It’s funny to think it, but I’ve been using Ubuntu for almost exactly three years, and in some ways that makes me an old-timer. I started in late 2005 with Ubuntu 5.10, a full year after the original Warty release and well into the initial swell of popularity. I never think of myself as any kind of a pioneer; those people were the ones who downloaded the first ISO.
But I still have to remind myself sometimes that some people haven’t had the same experiences I have. And that’s part of the reason why I see threads like this, and admit a little confusion at some of the things said.
My video card was working perfectly in Feisty and Gutsy, but never worked in Hardy and Intrepid. Do you call this expectations going higher than development or development that can’t stand on its feet?
I took it for granted that my card will always work fine once it worked with Gutsy, but it turned out that Shuttleworth is playing some card games with his employees.
Editorialization aside, I think it might be worth remembering what things were like back in 2005 and 2006, and the hoops one had to jump through, to get a happy system. Granted, there will always be hardware difficulties — this isn’t so much about hardware, as usability. Consider …
- Breezy Badger shipped with Firefox 1.0. That’s a one, a point, and an oh. Upgrading to 1.5 was a manual process, but you had the option of an automated script to do most of the dirty work. There was no .deb package, for a while.

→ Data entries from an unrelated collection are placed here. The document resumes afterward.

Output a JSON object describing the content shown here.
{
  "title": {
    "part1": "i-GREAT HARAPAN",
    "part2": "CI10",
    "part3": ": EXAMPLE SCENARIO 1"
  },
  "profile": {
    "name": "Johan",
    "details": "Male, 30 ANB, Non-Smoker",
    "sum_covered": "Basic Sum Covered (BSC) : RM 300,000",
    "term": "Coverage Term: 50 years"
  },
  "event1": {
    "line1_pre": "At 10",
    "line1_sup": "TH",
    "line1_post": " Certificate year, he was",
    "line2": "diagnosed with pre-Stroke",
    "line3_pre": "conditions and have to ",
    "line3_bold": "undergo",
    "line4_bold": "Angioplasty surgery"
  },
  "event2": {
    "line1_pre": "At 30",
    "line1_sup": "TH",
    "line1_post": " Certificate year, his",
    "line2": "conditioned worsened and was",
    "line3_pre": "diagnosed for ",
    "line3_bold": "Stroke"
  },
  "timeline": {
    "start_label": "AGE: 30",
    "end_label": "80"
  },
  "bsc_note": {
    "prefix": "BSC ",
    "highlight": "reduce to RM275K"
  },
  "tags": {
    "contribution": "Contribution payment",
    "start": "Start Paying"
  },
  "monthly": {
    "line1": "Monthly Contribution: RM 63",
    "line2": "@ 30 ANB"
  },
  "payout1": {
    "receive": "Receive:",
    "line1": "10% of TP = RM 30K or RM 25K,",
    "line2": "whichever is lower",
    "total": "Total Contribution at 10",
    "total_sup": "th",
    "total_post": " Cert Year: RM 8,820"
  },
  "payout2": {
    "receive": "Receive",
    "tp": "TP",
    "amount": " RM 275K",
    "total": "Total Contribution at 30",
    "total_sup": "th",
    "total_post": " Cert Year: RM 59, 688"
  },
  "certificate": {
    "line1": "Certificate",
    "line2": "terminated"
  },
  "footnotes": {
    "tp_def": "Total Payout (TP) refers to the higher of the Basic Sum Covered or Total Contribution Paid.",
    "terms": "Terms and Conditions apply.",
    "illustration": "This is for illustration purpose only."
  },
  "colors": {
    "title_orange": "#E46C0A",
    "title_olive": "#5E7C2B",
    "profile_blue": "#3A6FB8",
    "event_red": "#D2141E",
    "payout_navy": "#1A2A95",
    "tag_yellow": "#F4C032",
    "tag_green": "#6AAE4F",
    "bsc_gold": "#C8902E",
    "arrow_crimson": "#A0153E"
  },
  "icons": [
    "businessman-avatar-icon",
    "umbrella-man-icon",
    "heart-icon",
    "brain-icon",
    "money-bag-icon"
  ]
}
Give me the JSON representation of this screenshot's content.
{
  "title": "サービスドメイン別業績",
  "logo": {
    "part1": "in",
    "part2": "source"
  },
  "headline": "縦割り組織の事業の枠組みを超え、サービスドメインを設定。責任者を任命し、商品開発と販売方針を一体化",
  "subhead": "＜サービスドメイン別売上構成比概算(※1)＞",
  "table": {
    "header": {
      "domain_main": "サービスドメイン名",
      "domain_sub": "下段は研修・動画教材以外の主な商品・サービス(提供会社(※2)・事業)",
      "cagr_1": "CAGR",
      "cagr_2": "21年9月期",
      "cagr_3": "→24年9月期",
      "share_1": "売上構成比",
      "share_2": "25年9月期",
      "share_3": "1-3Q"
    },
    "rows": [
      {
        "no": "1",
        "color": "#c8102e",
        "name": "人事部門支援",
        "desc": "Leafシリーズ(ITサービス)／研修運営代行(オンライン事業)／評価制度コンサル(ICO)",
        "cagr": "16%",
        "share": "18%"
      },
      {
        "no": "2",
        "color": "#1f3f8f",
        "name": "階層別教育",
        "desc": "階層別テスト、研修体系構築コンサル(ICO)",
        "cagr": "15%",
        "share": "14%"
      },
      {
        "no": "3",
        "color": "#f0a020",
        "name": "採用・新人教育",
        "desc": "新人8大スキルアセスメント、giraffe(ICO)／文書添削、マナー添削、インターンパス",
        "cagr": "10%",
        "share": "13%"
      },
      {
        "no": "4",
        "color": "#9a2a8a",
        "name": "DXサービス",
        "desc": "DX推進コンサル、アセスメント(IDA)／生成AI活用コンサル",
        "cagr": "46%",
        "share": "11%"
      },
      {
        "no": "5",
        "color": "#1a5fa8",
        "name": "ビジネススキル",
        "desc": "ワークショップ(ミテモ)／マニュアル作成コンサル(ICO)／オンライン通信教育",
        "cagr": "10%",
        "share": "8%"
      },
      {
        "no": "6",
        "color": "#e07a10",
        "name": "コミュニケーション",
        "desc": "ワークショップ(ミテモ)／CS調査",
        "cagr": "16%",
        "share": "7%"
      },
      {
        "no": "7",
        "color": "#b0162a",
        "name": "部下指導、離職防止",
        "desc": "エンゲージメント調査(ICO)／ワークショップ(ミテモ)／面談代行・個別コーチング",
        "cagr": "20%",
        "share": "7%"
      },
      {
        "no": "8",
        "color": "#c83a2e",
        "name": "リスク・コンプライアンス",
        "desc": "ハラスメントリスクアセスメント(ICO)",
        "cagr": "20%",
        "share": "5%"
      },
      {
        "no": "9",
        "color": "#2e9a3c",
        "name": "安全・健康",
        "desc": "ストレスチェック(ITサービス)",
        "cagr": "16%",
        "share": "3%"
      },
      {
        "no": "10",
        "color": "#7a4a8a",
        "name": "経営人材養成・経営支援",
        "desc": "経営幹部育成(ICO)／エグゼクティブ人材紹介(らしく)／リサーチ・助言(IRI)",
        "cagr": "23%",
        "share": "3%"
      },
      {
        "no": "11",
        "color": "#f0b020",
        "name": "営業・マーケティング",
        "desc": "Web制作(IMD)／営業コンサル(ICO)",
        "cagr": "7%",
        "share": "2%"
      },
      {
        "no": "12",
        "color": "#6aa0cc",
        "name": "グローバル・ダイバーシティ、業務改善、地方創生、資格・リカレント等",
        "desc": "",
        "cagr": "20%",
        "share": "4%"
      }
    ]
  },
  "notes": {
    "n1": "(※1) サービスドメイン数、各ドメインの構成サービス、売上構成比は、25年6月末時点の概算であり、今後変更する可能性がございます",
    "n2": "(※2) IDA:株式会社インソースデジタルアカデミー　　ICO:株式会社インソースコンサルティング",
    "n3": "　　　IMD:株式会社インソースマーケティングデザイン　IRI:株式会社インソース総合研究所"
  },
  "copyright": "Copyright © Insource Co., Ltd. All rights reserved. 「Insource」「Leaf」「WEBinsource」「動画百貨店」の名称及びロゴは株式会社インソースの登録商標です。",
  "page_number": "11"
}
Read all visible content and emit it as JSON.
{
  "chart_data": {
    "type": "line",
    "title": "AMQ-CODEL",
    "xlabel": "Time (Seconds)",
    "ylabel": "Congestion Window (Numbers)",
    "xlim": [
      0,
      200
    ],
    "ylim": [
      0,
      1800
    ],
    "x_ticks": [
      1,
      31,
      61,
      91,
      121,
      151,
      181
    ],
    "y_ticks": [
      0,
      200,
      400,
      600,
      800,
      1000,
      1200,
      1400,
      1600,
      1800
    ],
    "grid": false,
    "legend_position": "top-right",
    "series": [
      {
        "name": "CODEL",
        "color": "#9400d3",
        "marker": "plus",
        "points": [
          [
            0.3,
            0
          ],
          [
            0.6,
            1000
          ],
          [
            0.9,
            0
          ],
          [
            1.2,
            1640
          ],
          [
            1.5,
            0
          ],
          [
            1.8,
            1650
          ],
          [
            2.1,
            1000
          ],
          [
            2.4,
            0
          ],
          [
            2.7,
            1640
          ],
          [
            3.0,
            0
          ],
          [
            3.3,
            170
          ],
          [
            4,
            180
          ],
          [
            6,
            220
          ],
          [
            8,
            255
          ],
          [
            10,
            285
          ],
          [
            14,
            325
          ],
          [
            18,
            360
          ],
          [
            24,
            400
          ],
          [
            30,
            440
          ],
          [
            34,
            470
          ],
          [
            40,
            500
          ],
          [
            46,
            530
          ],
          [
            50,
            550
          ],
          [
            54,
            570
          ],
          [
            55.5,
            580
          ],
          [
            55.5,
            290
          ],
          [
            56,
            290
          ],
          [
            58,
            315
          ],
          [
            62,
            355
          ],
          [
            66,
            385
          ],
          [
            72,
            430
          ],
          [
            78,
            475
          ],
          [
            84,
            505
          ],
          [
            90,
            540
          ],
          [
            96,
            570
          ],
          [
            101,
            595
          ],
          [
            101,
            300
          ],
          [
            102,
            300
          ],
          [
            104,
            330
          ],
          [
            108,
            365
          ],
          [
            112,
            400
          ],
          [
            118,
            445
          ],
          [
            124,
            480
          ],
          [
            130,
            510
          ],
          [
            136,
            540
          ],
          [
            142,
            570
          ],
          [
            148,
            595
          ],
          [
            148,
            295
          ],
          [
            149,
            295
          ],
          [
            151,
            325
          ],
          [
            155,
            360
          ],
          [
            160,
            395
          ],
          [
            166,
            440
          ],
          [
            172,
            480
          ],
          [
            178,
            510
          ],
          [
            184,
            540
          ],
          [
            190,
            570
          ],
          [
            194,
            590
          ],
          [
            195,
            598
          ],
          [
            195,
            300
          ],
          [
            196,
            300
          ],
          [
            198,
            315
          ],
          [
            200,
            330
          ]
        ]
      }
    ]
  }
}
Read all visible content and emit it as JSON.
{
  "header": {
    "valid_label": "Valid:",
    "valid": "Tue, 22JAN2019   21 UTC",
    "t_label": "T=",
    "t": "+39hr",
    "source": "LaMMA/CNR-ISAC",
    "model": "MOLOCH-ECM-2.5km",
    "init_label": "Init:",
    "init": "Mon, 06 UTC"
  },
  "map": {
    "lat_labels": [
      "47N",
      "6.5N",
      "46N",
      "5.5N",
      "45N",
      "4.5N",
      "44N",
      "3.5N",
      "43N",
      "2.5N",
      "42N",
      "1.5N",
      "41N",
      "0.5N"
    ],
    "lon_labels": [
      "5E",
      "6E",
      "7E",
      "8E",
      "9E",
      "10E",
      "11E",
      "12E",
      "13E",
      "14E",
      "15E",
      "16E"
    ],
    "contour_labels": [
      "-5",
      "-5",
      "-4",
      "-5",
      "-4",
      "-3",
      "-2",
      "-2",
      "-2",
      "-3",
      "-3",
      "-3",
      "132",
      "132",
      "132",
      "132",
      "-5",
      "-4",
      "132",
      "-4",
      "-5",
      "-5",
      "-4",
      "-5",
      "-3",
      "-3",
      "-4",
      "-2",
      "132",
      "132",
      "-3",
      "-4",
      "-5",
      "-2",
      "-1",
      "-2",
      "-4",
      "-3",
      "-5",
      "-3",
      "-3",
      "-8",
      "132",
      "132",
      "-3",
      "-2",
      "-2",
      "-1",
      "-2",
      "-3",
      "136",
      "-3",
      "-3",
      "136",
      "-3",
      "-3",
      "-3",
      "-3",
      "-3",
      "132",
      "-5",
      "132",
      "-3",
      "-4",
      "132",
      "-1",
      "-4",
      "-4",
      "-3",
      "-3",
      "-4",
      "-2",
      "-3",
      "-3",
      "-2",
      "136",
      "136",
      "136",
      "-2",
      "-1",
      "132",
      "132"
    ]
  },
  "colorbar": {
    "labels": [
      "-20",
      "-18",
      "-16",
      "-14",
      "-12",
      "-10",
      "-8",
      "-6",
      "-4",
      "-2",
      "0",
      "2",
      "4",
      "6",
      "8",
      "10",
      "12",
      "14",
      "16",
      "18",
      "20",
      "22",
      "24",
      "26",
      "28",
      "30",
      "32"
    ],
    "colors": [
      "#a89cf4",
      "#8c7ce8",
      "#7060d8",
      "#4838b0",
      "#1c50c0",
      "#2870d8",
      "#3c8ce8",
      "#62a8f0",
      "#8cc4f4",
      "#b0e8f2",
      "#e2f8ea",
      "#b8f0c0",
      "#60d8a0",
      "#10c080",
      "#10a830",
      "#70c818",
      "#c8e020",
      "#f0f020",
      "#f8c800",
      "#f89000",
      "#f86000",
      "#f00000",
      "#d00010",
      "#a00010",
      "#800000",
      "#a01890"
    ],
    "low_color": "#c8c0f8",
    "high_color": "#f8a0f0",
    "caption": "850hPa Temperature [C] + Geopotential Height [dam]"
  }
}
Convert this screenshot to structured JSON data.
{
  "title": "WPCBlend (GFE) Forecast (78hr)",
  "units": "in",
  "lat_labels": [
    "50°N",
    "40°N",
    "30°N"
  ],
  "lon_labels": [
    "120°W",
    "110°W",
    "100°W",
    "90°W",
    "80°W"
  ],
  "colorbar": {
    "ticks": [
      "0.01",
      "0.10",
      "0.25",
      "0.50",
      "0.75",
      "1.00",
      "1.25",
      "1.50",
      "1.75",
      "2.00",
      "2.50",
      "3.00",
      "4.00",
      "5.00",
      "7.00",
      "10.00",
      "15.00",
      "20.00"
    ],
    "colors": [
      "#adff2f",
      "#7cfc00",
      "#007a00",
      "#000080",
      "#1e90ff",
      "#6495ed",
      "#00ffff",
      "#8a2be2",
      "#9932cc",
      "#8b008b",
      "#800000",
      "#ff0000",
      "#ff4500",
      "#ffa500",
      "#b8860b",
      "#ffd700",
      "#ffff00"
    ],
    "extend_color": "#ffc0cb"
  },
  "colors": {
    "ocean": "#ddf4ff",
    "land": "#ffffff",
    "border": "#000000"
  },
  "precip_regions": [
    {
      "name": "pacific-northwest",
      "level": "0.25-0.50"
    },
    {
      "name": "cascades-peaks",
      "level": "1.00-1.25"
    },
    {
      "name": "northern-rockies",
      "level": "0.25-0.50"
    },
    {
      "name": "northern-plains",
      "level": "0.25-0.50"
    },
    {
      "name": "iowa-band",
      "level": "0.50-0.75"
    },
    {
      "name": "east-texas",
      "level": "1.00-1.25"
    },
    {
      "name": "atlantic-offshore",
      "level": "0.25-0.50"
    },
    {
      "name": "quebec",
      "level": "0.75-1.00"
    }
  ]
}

- ATI video cards were often impossible to conquer. At least, for the casual user (which is what I still consider myself. )
- Nvidia wasn’t much better, and different processors had the option for different kernels, making the whole business a bit gnarled.
- Flash was mired at version 7 for what seemed like an eternity for most people (and we must be able to watch snails race, you see). Installing it was a whole different goat rope, and x86_64 users could only sit around and grind their teeth, with little hope in the foreseeable future.
- Don’t even talk to me about wireless problems. And Broadcom users were lost in a wilderness of firmware cutters, kernel modules and ndiswrapper. (Nowadays, there are some who say ndiswrapper might be dead.)
I guess I could go on, since I haven’t even mentioned Java or audio and video codecs, or software backports or anything regarding networking or file sharing. All those things were possible of course, but if you think you spend too much time at the command line now, download one of the old ISOs and see how far you get in a push-button-only world.
Unique hardware complaints aside, things are a great deal better and easier than they were three years ago. Occasionally things slip through and break pace with the idea of progress — that happens in every distro — but trust me, things are a lot better now than they used to be. Trust me: The good old days … well, by comparison, they sucked.